If this season has felt like the mid-80s, what with the Merseyside sides' resurgence, it is appropriate Everton have flirted with Champions League, or European Cup, as it was known back then, qualification.
The 1985 Heysel disaster, and English clubs' subsequent five-year ban from European football, denied champions Everton from a tilt at club football's premier competition. It still rankles on the blue side of Stanley Park and has, arguably, intensified in the aftermath of their unfortunate elimination in the 2005 pre-qualifying round of the Champions League to Villarreal.
Everton would relish denying Liverpool a first championship since 1990. Only they would have to lose.
Manchester City, the visitors at Goodison Park on Saturday, are three wins away from regaining the Barclays Premier League title. Everton are four adrift of fourth-placed Arsenal, who entertain a struggling West Brom on Sunday, where a win will clinch their annual Champions League qualifying trophy. Roberto Martínez's side's top four chances are about as remote as an act of sportsmanship from Luis Suárez.
Liverpool travel to Crystal Palace on Monday, where a win will guarantee their return to the top, irrespective of City's result at the weekend, with one game remaining. City will fulfil their game in hand against Aston Villa on Wednesday ahead of the final day of the season, but so much hinges on the Everton match.
Goodison has rarely been good to City. They have lost on their last four trips there and last season effectively relinquished their title to United, when Nikica Jelavić's deflected effort looped over Joe Hart in front of the Gwladys Street end.
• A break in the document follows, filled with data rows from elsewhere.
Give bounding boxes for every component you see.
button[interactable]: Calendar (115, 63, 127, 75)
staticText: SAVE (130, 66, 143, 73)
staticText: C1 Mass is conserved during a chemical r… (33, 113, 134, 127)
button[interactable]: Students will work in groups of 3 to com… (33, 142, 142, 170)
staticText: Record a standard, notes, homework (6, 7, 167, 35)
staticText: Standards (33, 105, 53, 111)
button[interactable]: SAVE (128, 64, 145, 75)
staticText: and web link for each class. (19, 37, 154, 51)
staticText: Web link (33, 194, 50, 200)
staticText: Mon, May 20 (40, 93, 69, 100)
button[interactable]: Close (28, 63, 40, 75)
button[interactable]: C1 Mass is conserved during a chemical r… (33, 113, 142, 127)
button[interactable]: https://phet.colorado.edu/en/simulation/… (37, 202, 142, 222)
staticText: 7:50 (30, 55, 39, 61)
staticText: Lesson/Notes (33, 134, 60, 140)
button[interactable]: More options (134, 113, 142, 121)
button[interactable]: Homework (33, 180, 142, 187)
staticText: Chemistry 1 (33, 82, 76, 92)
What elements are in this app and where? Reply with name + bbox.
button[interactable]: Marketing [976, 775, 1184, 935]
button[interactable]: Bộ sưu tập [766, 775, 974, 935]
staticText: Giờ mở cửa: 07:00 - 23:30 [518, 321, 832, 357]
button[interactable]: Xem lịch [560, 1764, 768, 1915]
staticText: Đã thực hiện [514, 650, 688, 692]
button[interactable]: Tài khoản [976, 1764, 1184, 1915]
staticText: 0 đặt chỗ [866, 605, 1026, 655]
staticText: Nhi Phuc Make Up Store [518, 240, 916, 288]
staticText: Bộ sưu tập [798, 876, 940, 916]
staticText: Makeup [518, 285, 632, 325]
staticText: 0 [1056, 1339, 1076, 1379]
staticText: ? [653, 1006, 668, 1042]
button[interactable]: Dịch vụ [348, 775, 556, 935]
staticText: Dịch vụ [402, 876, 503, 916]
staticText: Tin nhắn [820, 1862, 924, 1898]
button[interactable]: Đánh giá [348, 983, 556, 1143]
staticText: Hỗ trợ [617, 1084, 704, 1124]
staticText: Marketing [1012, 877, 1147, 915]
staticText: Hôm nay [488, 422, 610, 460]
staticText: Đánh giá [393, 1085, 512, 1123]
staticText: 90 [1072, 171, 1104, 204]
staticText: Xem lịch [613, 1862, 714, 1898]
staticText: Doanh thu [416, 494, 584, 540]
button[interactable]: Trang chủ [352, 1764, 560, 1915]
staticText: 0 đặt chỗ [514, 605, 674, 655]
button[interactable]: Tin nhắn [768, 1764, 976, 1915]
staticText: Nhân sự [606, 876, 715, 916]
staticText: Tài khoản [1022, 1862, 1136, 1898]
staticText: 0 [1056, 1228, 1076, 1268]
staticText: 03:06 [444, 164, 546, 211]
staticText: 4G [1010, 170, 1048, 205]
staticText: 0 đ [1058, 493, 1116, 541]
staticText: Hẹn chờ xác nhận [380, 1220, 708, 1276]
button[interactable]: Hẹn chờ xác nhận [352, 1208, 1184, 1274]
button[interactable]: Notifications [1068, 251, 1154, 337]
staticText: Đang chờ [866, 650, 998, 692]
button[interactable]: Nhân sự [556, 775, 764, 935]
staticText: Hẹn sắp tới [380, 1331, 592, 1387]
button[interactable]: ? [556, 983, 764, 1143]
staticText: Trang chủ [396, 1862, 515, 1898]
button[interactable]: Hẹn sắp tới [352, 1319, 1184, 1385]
Their last victory was so long ago the flat-track bully Robinho scored in a comfortable 2-0 win in 2009.
Toffees defender Sylvain Distin addressed the ambivalent issue a month ago.
“We’ve spoken about it with some of the staff and said: ‘What if we have to beat City to be in the Champions League but by doing that Liverpool win the league?’ ” Distin said.
“The funny thing is, some people would rather we don’t get Champions League as long as they don’t win the league. It’s mad.
“Personally I’d rather be in the Champions League. You can’t miss a chance for that. It would be amazing for the city if both clubs made it. I think deep down both sets of fans would like it if both clubs were in it.”
It is a scenario Liverpool are familiar with. On the final day of the 1994-95 season, they hosted Kenny Dalglish's Blackburn, vying for the title with Manchester United. As a luckless United drew 1-1 at Upton Park, Liverpool recovered from Alan Shearer's opener to beat Rovers 2-1, only it was academic. United's profligacy gifted Dalglish his fourth and final championship as a manager.
Four years ago, Liverpool faced a Chelsea side in their penultimate league match that would eventually beat United to the title by a point. Steven Gerrard, proving he can gift titles as well as risk throwing them away, played a backpass to Didier Drogba for the opening goal and Frank Lampard added a second in an easy win for Carlo Ancelotti's team.
Barcelona could face a similar predicament to Everton when they host Atlético Madrid in their last game of the Primera Liga. Provided Atlético win their next two games against Levante and Málaga, Barça cannot retain their title and the ruthless Real Madrid, two points behind with a game in hand on their nemesis, could come into the reckoning. It could be another awkward occasion.